More Obama in Berlin: The Meliorist Bit

To follow up briefly on Judah’s post on realism vs. idealism in Obama’s policies and character, I just wanted to point out the passage from the Berlin speech that perhaps provides the most cause for worry that an Obama administration might fail to recognize that, as Judah says, now is a moment for restraint in American foreign policy:

Will we lift the child in Bangladesh from poverty, shelter the refugee in Chad, and banish the scourge of AIDS in our time?

Will we stand for the human rights of the dissident in Burma, the blogger in Iran, or the voter in Zimbabwe? Will we give meaning to the words “never again” in Darfur?

Here (via Andrew Sullivan) is Reason’s David Weigel on that passage:

That’s not pablum. I count at least four extensions of American foreign policy here: increased foreign aid, increased funding for PEPFAR, sanctions, and maybe a little bit of ol’ fashioned humanitarian intervention. (That’s what he’s occasionally suggested for Darfur, at least.) It’s proof, if any more was needed, that Obama is not wary of foreign engagements.
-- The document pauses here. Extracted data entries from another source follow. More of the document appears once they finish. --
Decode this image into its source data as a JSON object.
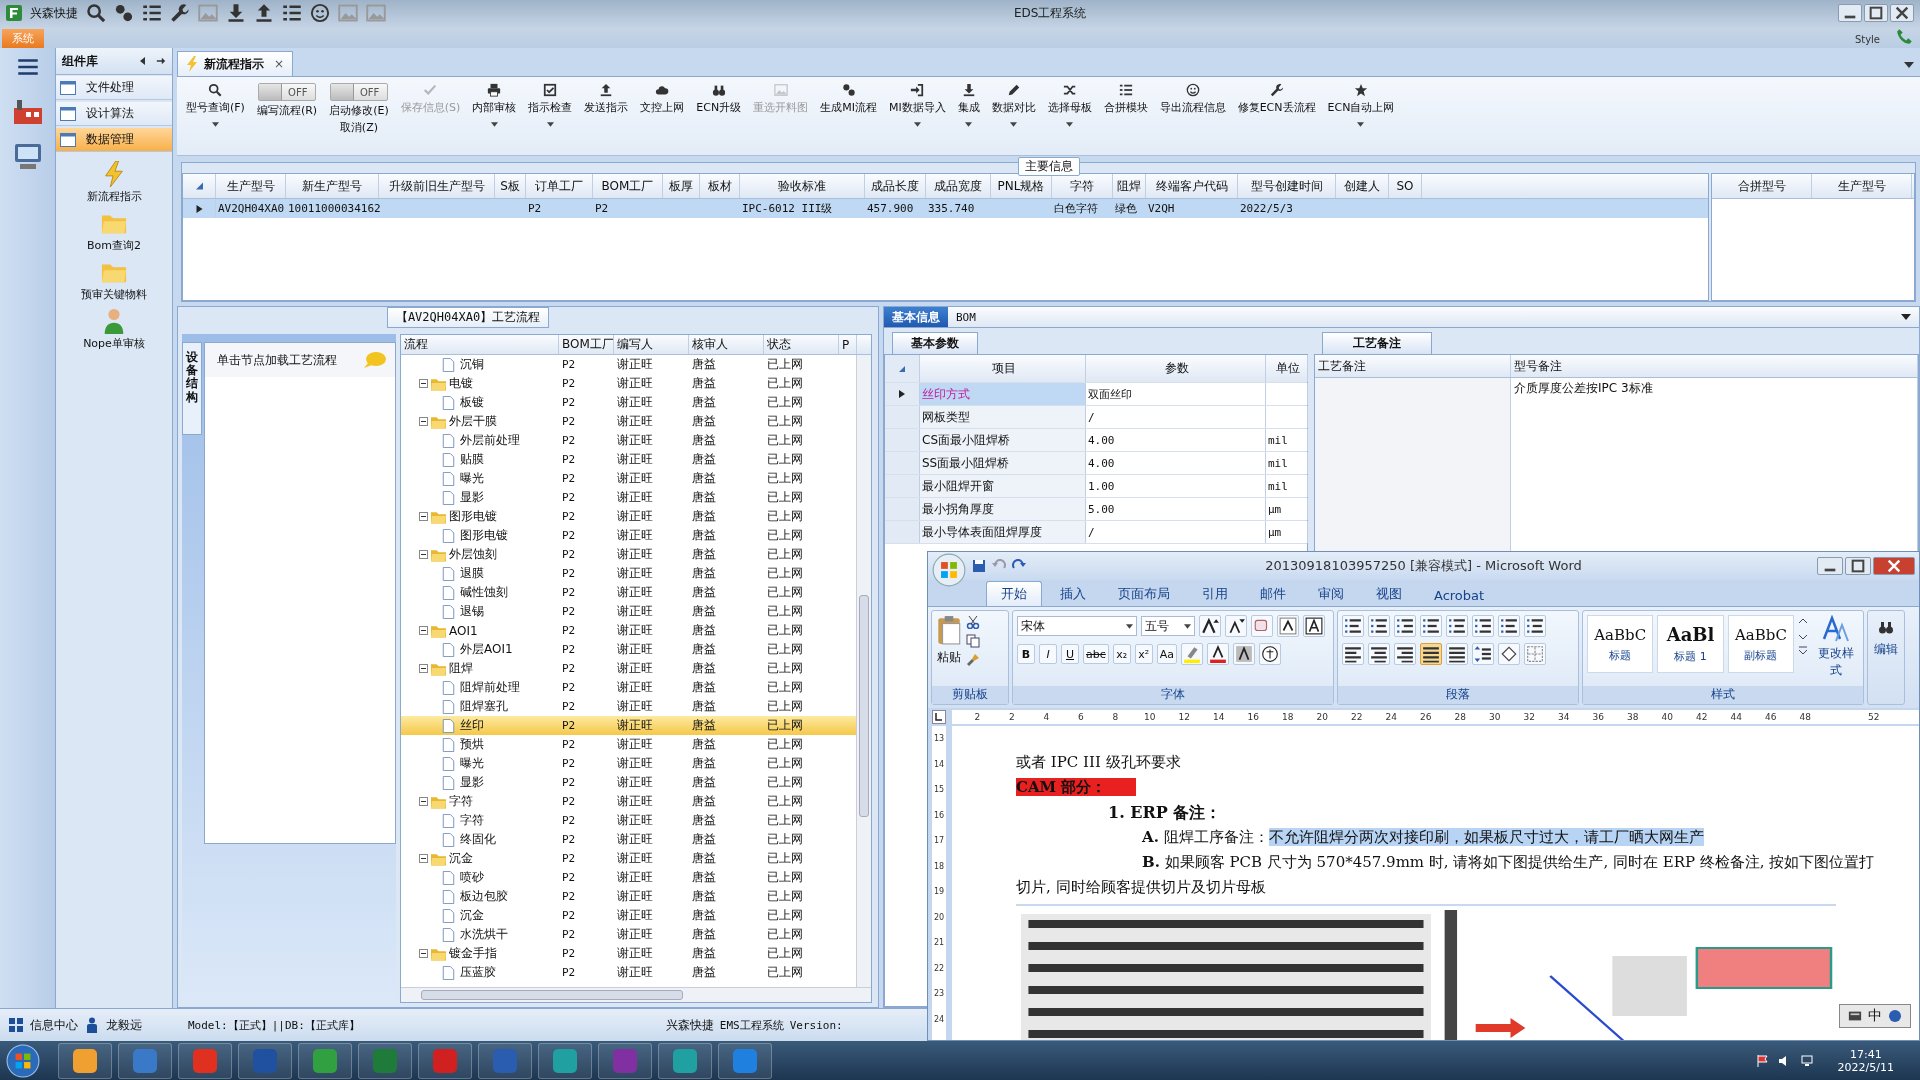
{
  "titlebar": {
    "app_name": "兴森快捷",
    "title": "EDS工程系统",
    "menu_tab": "系统",
    "style_label": "Style"
  },
  "sidebar": {
    "title": "组件库",
    "items": [
      {
        "label": "文件处理",
        "selected": false
      },
      {
        "label": "设计算法",
        "selected": false
      },
      {
        "label": "数据管理",
        "selected": true
      }
    ],
    "tools": [
      {
        "label": "新流程指示"
      },
      {
        "label": "Bom查询2"
      },
      {
        "label": "预审关键物料"
      },
      {
        "label": "Nope单审核"
      }
    ]
  },
  "doc_tab": {
    "label": "新流程指示",
    "close": "×"
  },
  "toolbar": [
    {
      "kind": "button",
      "label": "型号查询(F)",
      "dropdown": true,
      "disabled": false
    },
    {
      "kind": "toggle",
      "label": "编写流程(R)",
      "toggle_text": "OFF",
      "on": false
    },
    {
      "kind": "toggle",
      "label": "启动修改(E)",
      "sublabel": "取消(Z)",
      "toggle_text": "OFF",
      "on": false
    },
    {
      "kind": "button",
      "label": "保存信息(S)",
      "dropdown": false,
      "disabled": true
    },
    {
      "kind": "button",
      "label": "内部审核",
      "dropdown": true,
      "disabled": false
    },
    {
      "kind": "button",
      "label": "指示检查",
      "dropdown": true,
      "disabled": false
    },
    {
      "kind": "button",
      "label": "发送指示",
      "dropdown": false,
      "disabled": false
    },
    {
      "kind": "button",
      "label": "文控上网",
      "dropdown": false,
      "disabled": false
    },
    {
      "kind": "button",
      "label": "ECN升级",
      "dropdown": false,
      "disabled": false
    },
    {
      "kind": "button",
      "label": "重选开料图",
      "dropdown": false,
      "disabled": true
    },
    {
      "kind": "button",
      "label": "生成MI流程",
      "dropdown": false,
      "disabled": false
    },
    {
      "kind": "button",
      "label": "MI数据导入",
      "dropdown": true,
      "disabled": false
    },
    {
      "kind": "button",
      "label": "集成",
      "dropdown": true,
      "disabled": false
    },
    {
      "kind": "button",
      "label": "数据对比",
      "dropdown": true,
      "disabled": false
    },
    {
      "kind": "button",
      "label": "选择母板",
      "dropdown": true,
      "disabled": false
    },
    {
      "kind": "button",
      "label": "合拼模块",
      "dropdown": false,
      "disabled": false
    },
    {
      "kind": "button",
      "label": "导出流程信息",
      "dropdown": false,
      "disabled": false
    },
    {
      "kind": "button",
      "label": "修复ECN丢流程",
      "dropdown": false,
      "disabled": false
    },
    {
      "kind": "button",
      "label": "ECN自动上网",
      "dropdown": true,
      "disabled": false
    }
  ],
  "main_info": {
    "title": "主要信息",
    "columns": [
      "生产型号",
      "新生产型号",
      "升级前旧生产型号",
      "S板",
      "订单工厂",
      "BOM工厂",
      "板厚",
      "板材",
      "验收标准",
      "成品长度",
      "成品宽度",
      "PNL规格",
      "字符",
      "阻焊",
      "终端客户代码",
      "型号创建时间",
      "创建人",
      "SO"
    ],
    "rows": [
      {
        "selected": true,
        "cells": [
          "AV2QH04XA0",
          "10011000034162",
          null,
          null,
          "P2",
          "P2",
          null,
          null,
          "IPC-6012 III级",
          "457.900",
          "335.740",
          null,
          "白色字符",
          "绿色",
          "V2QH",
          "2022/5/3",
          null,
          null
        ]
      }
    ],
    "side_columns": [
      "合拼型号",
      "生产型号"
    ]
  },
  "flow": {
    "title": "【AV2QH04XA0】工艺流程",
    "side_tab": "设备结构",
    "hint": "单击节点加载工艺流程",
    "columns": [
      "流程",
      "BOM工厂",
      "编写人",
      "核审人",
      "状态",
      "P"
    ],
    "rows": [
      {
        "label": "沉铜",
        "bom": "P2",
        "writer": "谢正旺",
        "reviewer": "唐益",
        "status": "已上网",
        "selected": false
      },
      {
        "label": "电镀",
        "bom": "P2",
        "writer": "谢正旺",
        "reviewer": "唐益",
        "status": "已上网",
        "selected": false,
        "expanded": true,
        "children": [
          {
            "label": "板镀",
            "bom": "P2",
            "writer": "谢正旺",
            "reviewer": "唐益",
            "status": "已上网",
            "selected": false
          }
        ]
      },
      {
        "label": "外层干膜",
        "bom": "P2",
        "writer": "谢正旺",
        "reviewer": "唐益",
        "status": "已上网",
        "selected": false,
        "expanded": true,
        "children": [
          {
            "label": "外层前处理",
            "bom": "P2",
            "writer": "谢正旺",
            "reviewer": "唐益",
            "status": "已上网",
            "selected": false
          },
          {
            "label": "贴膜",
            "bom": "P2",
            "writer": "谢正旺",
            "reviewer": "唐益",
            "status": "已上网",
            "selected": false
          },
          {
            "label": "曝光",
            "bom": "P2",
            "writer": "谢正旺",
            "reviewer": "唐益",
            "status": "已上网",
            "selected": false
          },
          {
            "label": "显影",
            "bom": "P2",
            "writer": "谢正旺",
            "reviewer": "唐益",
            "status": "已上网",
            "selected": false
          }
        ]
      },
      {
        "label": "图形电镀",
        "bom": "P2",
        "writer": "谢正旺",
        "reviewer": "唐益",
        "status": "已上网",
        "selected": false,
        "expanded": true,
        "children": [
          {
            "label": "图形电镀",
            "bom": "P2",
            "writer": "谢正旺",
            "reviewer": "唐益",
            "status": "已上网",
            "selected": false
          }
        ]
      },
      {
        "label": "外层蚀刻",
        "bom": "P2",
        "writer": "谢正旺",
        "reviewer": "唐益",
        "status": "已上网",
        "selected": false,
        "expanded": true,
        "children": [
          {
            "label": "退膜",
            "bom": "P2",
            "writer": "谢正旺",
            "reviewer": "唐益",
            "status": "已上网",
            "selected": false
          },
          {
            "label": "碱性蚀刻",
            "bom": "P2",
            "writer": "谢正旺",
            "reviewer": "唐益",
            "status": "已上网",
            "selected": false
          },
          {
            "label": "退锡",
            "bom": "P2",
            "writer": "谢正旺",
            "reviewer": "唐益",
            "status": "已上网",
            "selected": false
          }
        ]
      },
      {
        "label": "AOI1",
        "bom": "P2",
        "writer": "谢正旺",
        "reviewer": "唐益",
        "status": "已上网",
        "selected": false,
        "expanded": true,
        "children": [
          {
            "label": "外层AOI1",
            "bom": "P2",
            "writer": "谢正旺",
            "reviewer": "唐益",
            "status": "已上网",
            "selected": false
          }
        ]
      },
      {
        "label": "阻焊",
        "bom": "P2",
        "writer": "谢正旺",
        "reviewer": "唐益",
        "status": "已上网",
        "selected": false,
        "expanded": true,
        "children": [
          {
            "label": "阻焊前处理",
            "bom": "P2",
            "writer": "谢正旺",
            "reviewer": "唐益",
            "status": "已上网",
            "selected": false
          },
          {
            "label": "阻焊塞孔",
            "bom": "P2",
            "writer": "谢正旺",
            "reviewer": "唐益",
            "status": "已上网",
            "selected": false
          },
          {
            "label": "丝印",
            "bom": "P2",
            "writer": "谢正旺",
            "reviewer": "唐益",
            "status": "已上网",
            "selected": true
          },
          {
            "label": "预烘",
            "bom": "P2",
            "writer": "谢正旺",
            "reviewer": "唐益",
            "status": "已上网",
            "selected": false
          },
          {
            "label": "曝光",
            "bom": "P2",
            "writer": "谢正旺",
            "reviewer": "唐益",
            "status": "已上网",
            "selected": false
          },
          {
            "label": "显影",
            "bom": "P2",
            "writer": "谢正旺",
            "reviewer": "唐益",
            "status": "已上网",
            "selected": false
          }
        ]
      },
      {
        "label": "字符",
        "bom": "P2",
        "writer": "谢正旺",
        "reviewer": "唐益",
        "status": "已上网",
        "selected": false,
        "expanded": true,
        "children": [
          {
            "label": "字符",
            "bom": "P2",
            "writer": "谢正旺",
            "reviewer": "唐益",
            "status": "已上网",
            "selected": false
          },
          {
            "label": "终固化",
            "bom": "P2",
            "writer": "谢正旺",
            "reviewer": "唐益",
            "status": "已上网",
            "selected": false
          }
        ]
      },
      {
        "label": "沉金",
        "bom": "P2",
        "writer": "谢正旺",
        "reviewer": "唐益",
        "status": "已上网",
        "selected": false,
        "expanded": true,
        "children": [
          {
            "label": "喷砂",
            "bom": "P2",
            "writer": "谢正旺",
            "reviewer": "唐益",
            "status": "已上网",
            "selected": false
          },
          {
            "label": "板边包胶",
            "bom": "P2",
            "writer": "谢正旺",
            "reviewer": "唐益",
            "status": "已上网",
            "selected": false
          },
          {
            "label": "沉金",
            "bom": "P2",
            "writer": "谢正旺",
            "reviewer": "唐益",
            "status": "已上网",
            "selected": false
          },
          {
            "label": "水洗烘干",
            "bom": "P2",
            "writer": "谢正旺",
            "reviewer": "唐益",
            "status": "已上网",
            "selected": false
          }
        ]
      },
      {
        "label": "镀金手指",
        "bom": "P2",
        "writer": "谢正旺",
        "reviewer": "唐益",
        "status": "已上网",
        "selected": false,
        "expanded": true,
        "children": [
          {
            "label": "压蓝胶",
            "bom": "P2",
            "writer": "谢正旺",
            "reviewer": "唐益",
            "status": "已上网",
            "selected": false
          }
        ]
      }
    ]
  },
  "details": {
    "tabs": [
      {
        "label": "基本信息",
        "selected": true
      },
      {
        "label": "BOM",
        "selected": false
      }
    ],
    "params": {
      "tab": "基本参数",
      "columns": [
        "项目",
        "参数",
        "单位"
      ],
      "rows": [
        {
          "item": "丝印方式",
          "value": "双面丝印",
          "selected": true
        },
        {
          "item": "网板类型",
          "value": "/",
          "selected": false
        },
        {
          "item": "CS面最小阻焊桥",
          "value": "4.00",
          "unit": "mil",
          "selected": false
        },
        {
          "item": "SS面最小阻焊桥",
          "value": "4.00",
          "unit": "mil",
          "selected": false
        },
        {
          "item": "最小阻焊开窗",
          "value": "1.00",
          "unit": "mil",
          "selected": false
        },
        {
          "item": "最小拐角厚度",
          "value": "5.00",
          "unit": "μm",
          "selected": false
        },
        {
          "item": "最小导体表面阻焊厚度",
          "value": "/",
          "unit": "μm",
          "selected": false
        }
      ]
    },
    "notes": {
      "tab": "工艺备注",
      "columns": [
        "工艺备注",
        "型号备注"
      ],
      "model_note": "介质厚度公差按IPC 3标准"
    }
  },
  "status_bar": {
    "info_center": "信息中心",
    "user": "龙毅远",
    "model": "Model:【正式】||DB:【正式库】",
    "app": "兴森快捷",
    "system": "EMS工程系统",
    "version": "Version:"
  },
  "taskbar": {
    "time": "17:41",
    "date": "2022/5/11"
  },
  "word": {
    "title": "20130918103957250 [兼容模式] - Microsoft Word",
    "tabs": [
      {
        "label": "开始",
        "selected": true
      },
      {
        "label": "插入",
        "selected": false
      },
      {
        "label": "页面布局",
        "selected": false
      },
      {
        "label": "引用",
        "selected": false
      },
      {
        "label": "邮件",
        "selected": false
      },
      {
        "label": "审阅",
        "selected": false
      },
      {
        "label": "视图",
        "selected": false
      },
      {
        "label": "Acrobat",
        "selected": false
      }
    ],
    "clipboard": {
      "paste": "粘贴",
      "group": "剪贴板"
    },
    "font": {
      "name": "宋体",
      "size": "五号",
      "group": "字体",
      "buttons": [
        "B",
        "I",
        "U",
        "abc",
        "x₂",
        "x²",
        "Aa"
      ]
    },
    "paragraph": {
      "group": "段落"
    },
    "styles": {
      "group": "样式",
      "items": [
        {
          "sample": "AaBbC",
          "label": "标题"
        },
        {
          "sample": "AaBl",
          "label": "标题 1"
        },
        {
          "sample": "AaBbC",
          "label": "副标题"
        }
      ],
      "change": "更改样式"
    },
    "editing": "编辑",
    "ruler": [
      "2",
      "2",
      "4",
      "6",
      "8",
      "10",
      "12",
      "14",
      "16",
      "18",
      "20",
      "22",
      "24",
      "26",
      "28",
      "30",
      "32",
      "34",
      "36",
      "38",
      "40",
      "42",
      "44",
      "46",
      "48",
      "52"
    ],
    "vruler": [
      "13",
      "14",
      "15",
      "16",
      "17",
      "18",
      "19",
      "20",
      "21",
      "22",
      "23",
      "24"
    ],
    "paragraphs": [
      {
        "kind": "plain",
        "text": "或者 IPC III 级孔环要求"
      },
      {
        "kind": "banner",
        "text": "CAM 部分："
      },
      {
        "kind": "heading",
        "text": "1. ERP 备注："
      },
      {
        "kind": "item",
        "label": "A.",
        "text": "阻焊工序备注：",
        "highlight": "不允许阻焊分两次对接印刷，如果板尺寸过大，请工厂晒大网生产"
      },
      {
        "kind": "item",
        "label": "B.",
        "text": "如果顾客 PCB 尺寸为 570*457.9mm 时, 请将如下图提供给生产, 同时在 ERP 终检备注, 按如下图位置打切片, 同时给顾客提供切片及切片母板"
      }
    ],
    "ime": "中"
  }
}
He’s a progressive realist who thinks America hasn’t done enough to police the world and to stave off future threats by doing whatever NGOs say we should be doing.

Daniel Larison of the American Conservative (also via Sullivan) doesn’t think this is going to play well with voters fatigued of American adventurism:

If voters think that electing Obama President will mean doing a lot of heavy-lifting with foreign aid, sheltering refugees in Africa and protecting Burmese dissidents and the Zimbabwean opposition party, they will not be terribly interested in putting him in that office. I would have thought that he would have understood the public’s weariness with the Iraq adventure better than this. Does he not understand that one important source of discontent with the war is its costliness and the diversion of resources to Iraq rather than having them used and invested here at home?


I’ve expressed worry about this strain of meliorism in Obama’s foreign policy before. What I have not yet determined is whether this stuff has really been thought through thoroughly by Obama, or whether on foreign aid and humanitarianism in particular he’s being influenced significantly by his team of advisers. Most of those advisers seems to be kind of orthodox liberal internationalists, and being suckers for the transformational possibilities of humanitarian projects has, IMHO, been a weakness of liberal internationalism in recent years.

What makes me sometimes, when I’m feeling generous, suspect that this is largely adviser-driven, and that Obama’s policy if elected won’t be so utopian as his rhetoric, is that the evidence of his pragmatism keeps piling up. Although foreign policy is not much mentioned much, Ryan Lizza’s profile of Obama in the New Yorker provides more evidence for that kind of pragmatism. Granted, Obama’s pragmatism seems most often to be purely political in its motivation. But if the mood of Americans really is one of foreign policy restraint, political pragmatism will serve as a break on the meliorist temptation.